Wednesday, March 19, 2008

SHOCK AND AWE: FIVE YEARS LATER IN IRAQ

The Washington Post offers a perspective on Wednesday of the Iraq War five years after the U.S. invaded Iraq.

Five Years In Iraqis and Americans Offer Perspectives on the War

By Karen DeYoungWashington Post Staff WriterWednesday, March 19, 2008; A01

http://www.washingtonpost.com/wp-dyn/content/article/2008/03/18/AR2008031803199.html?wpisrc=newsletter

For a majority of Americans, today marks the fifth anniversary of the start of an Iraq war that was not worth fighting, one that has cost thousands of lives and more than half a trillion dollars. For the Bush administration, however, it is the first anniversary of an Iraq strategy that it believes has finally started to succeed.

It has been about a year since Army Gen. David H. Petraeus arrived to command U.S. forces in Iraq, Ambassador Ryan C. Crocker took over as the chief U.S. diplomat, and the military deployed 30,000 more troops to protect and rebuild neighborhoods.

Officials now running the U.S. effort express frustration that the gains wrought by their new political, security and economic policies -- in particular, sharply reduced violence -- are continually weighed against the first four years of the war, when Iraq unraveled in insurgency and sectarian strife.

"I came to Washington to describe what we're doing," Charles P. Ries, Crocker's senior deputy in charge of reconstruction and the Iraqi economy, said during a visit last week. "At almost every meeting, somebody wants me to describe what we used to do. . . . I know why people raise these questions, but I don't feel it's something I can speak to. The times were different then."
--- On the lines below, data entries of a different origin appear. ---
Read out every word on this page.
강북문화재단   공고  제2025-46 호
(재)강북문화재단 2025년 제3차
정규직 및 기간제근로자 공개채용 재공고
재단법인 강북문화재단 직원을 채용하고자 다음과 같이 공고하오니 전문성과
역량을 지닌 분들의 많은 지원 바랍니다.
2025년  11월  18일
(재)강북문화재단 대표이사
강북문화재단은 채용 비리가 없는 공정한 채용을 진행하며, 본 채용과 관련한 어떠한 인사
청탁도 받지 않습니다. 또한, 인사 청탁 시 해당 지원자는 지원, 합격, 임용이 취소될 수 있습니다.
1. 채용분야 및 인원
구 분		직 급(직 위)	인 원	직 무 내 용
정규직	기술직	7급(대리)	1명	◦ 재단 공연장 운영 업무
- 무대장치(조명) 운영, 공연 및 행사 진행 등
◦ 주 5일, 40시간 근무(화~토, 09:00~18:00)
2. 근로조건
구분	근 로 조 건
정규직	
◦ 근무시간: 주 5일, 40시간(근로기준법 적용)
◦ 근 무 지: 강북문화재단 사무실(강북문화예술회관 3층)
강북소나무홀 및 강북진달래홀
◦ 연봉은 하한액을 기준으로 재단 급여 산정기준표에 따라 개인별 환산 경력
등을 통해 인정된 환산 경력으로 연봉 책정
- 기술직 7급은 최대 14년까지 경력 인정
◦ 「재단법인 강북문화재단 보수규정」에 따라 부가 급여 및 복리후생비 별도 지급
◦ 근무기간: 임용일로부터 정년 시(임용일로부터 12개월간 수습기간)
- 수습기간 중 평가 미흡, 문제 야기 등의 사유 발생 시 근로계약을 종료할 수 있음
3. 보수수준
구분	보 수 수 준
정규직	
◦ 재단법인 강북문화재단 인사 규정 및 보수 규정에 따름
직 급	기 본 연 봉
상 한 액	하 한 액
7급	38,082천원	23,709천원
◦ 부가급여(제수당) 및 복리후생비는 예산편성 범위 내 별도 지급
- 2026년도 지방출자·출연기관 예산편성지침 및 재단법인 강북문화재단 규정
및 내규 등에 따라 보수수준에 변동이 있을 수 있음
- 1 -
Today's policy is fundamentally different from the impatient mind-set of 2003, in both lowered U.S. expectations and a less imperious approach to dealing with Iraqi authorities. "In those days," Ries said, "we decided what [the Iraqis] needed, and we built it." Today, he said, Iraqis are asked what they want, and then told that while the United States will help, they will have to pay for most of it themselves.

Yet as the administration requests additional war funding and calls for a pause in promised troop withdrawals, some question its right to a second chance. "Like a tourniquet," the troop increase "has stopped the bleeding," Sen. Jack Reed (D-R.I.), a former Army Ranger and senior member of the Armed Services Committee, reported last week after his 11th trip to Iraq. What he has not seen, Reed said, are the surgery and recovery that would begin to heal the wound that Iraq has become. And even U.S. officials acknowledge that the "surge" has not led to the political reconciliation the administration had hoped for.

Others see the past year's successes as fragile and reversible, and less consequential than the pain that preceded them. "I think they have it righter than they ever have before," Daniel P. Serwer, an Iraq expert with the U.S. Institute of Peace, said of the administration. "But the fact is that those four other years did exist, and they condition a lot of what can and cannot happen now. There's a history here, there's a lot of blood and guts on the floor -- literally."

The White House tends to dismiss such longer memories. While it recognizes the inclination to "relitigate the past" when a milestone such as the fifth anniversary is reached, National Security Council spokesman Gordon Johndroe said, "our focus is on the way ahead and making sure that the current situation and the future situation gets better."